Synthesis of enantiomerically pure stereogenically labile 4-aryl-2-hydroxytetronic acids from enantiomerically pure silyl-protected mandelaldehydes: Aci-reductone analogues of propionic acid nonsteroidal anti-inflammatory agents

Article abstract of DOI:10.1021/jo00116a015

Enantiomerically pure 4-aryl-2-hydroxytetronic acids (3) are expected to be useful tools for determining the mechanism by which corresponding racemic aci-reductones produce their multiple biological effects. Our published synthetic methods for the construction of the title compounds were only useful for the preparation of 4-alkyl analogues owing to facile racemization of the chiral benzylic proton with 4-aryl systems.
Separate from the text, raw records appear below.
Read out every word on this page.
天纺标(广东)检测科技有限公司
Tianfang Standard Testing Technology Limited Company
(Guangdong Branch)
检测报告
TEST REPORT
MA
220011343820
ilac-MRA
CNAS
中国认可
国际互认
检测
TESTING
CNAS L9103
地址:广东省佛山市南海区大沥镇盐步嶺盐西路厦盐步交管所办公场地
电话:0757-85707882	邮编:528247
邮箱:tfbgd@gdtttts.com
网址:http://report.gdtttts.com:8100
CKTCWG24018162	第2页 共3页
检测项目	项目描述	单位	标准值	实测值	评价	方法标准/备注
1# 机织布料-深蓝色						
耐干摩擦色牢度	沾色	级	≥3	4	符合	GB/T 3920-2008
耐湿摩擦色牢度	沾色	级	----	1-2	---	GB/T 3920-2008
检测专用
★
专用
The synthesis of these enantiomerically pure 4-aryl aci-reductones has now been accomplished in four steps by condensing enantiomerically pure tert-butyldimethylsilyl protected mandelaldehydes 16a-c with the anion of ethyl 1,3-dithiane-2-carboxylate in the presence of pivaloyl chloride to yield protected β,γ-dihydroxy-α-ketobutanoates 22a-c after dithiane hydrolysis. Reaction of 22a-c with tetrabutylammonium fluoride resulted in silyl deprotection, cyclization, and pivaloyl migration to afford 2-(pivaloyloxy)tetronic acids 25a-c. Pivaloate deprotection by either acid hydrolysis or selective hydride reduction produced enantiopure targets 3a-c.